Tuesday, 2 October 2012

I think I'll sleep on it.

I've a long history of poor sleep: it's common with Asperger's so this goes back well before my ME, but the interaction has come up for thought and action once more, in the last few days.

Trazadone and Mirtazapine have both been effective for me, in terms of knocking me out, but it's not uncommon for those on the autistic spectrum to have atypical reactions to medication, and both of those at my prescribed doses left me essentially non-functional for at least the next day, if not more.  Thoroughly doped.

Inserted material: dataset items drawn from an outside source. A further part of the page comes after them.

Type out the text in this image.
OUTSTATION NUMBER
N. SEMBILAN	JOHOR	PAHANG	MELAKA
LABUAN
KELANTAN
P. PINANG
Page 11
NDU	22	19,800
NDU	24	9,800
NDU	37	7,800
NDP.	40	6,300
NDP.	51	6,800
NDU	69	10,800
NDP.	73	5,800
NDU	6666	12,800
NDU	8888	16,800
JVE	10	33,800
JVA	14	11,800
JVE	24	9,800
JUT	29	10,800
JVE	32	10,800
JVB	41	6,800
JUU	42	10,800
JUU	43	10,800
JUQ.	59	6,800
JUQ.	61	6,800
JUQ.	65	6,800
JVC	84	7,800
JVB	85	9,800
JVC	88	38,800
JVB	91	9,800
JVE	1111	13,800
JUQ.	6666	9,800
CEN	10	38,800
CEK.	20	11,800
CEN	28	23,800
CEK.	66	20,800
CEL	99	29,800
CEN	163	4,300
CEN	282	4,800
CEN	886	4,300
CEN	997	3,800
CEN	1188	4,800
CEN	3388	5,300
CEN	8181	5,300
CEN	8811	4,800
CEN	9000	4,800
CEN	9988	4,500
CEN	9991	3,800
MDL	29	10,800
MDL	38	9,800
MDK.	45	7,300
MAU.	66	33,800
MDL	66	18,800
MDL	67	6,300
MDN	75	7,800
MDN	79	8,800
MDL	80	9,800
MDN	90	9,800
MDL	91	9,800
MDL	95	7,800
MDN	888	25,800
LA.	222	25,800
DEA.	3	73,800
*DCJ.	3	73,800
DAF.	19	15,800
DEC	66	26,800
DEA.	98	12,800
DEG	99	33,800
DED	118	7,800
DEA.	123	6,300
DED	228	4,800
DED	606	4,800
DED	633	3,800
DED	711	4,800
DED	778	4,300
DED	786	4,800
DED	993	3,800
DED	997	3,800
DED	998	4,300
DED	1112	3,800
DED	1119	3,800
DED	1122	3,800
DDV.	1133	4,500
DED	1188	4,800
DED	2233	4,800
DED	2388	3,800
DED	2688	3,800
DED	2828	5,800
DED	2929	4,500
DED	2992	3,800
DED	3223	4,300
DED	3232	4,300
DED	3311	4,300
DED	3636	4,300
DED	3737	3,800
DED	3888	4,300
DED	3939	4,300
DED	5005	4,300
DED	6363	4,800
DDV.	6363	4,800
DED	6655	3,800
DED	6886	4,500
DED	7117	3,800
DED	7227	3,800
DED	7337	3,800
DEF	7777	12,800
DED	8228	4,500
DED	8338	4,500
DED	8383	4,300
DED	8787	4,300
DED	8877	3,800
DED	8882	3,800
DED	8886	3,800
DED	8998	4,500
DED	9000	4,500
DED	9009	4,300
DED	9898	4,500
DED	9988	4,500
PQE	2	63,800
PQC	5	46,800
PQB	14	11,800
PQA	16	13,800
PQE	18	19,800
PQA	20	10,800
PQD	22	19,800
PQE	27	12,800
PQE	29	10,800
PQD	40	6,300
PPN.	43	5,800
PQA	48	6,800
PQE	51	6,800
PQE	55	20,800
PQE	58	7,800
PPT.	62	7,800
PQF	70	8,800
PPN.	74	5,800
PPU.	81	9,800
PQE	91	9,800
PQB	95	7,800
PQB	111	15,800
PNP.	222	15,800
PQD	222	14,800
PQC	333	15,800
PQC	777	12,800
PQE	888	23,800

A 1/4 of my Trazadone Rx turned out to be the titration, but I never did find a small enough Mirtazapine does to lose the unwanted effects.
I still use the Trazadone if I've had several poor nights, which applied over this weekend, to prompt this post.

It demonstrates that poor sleep is certainly not the key cause of CFS: "tired from lack of sleep" is way too simplistic.  Good sleep does not appear to reduce or eliminate any of the CFS symptoms, with the exception of "brainfog" (Or, lack of sleep alertness failure, which being similar in many respects would overlap nicely): same fatigue levels and poor stamina, same muscle aches and pains, etc.
What decent sleep does shift, however, is my ability to cope with my CFS.  The same level of symptoms don't "get to me" anything like as much.   More tolerance, less irritability.

That's worth having.
I shall think about and monitor sleep a bit more, now I've made myself aware, again, of what I've rather been missing out on.

A half-serious bit of me still thinks that two or three years of induced coma is what's needed.

"Sleep that knits up the raveled sleeve of care, the death of each day's life, sore labour's bath, balm of hurt minds, great nature's second course, chief nourisher in life's feast."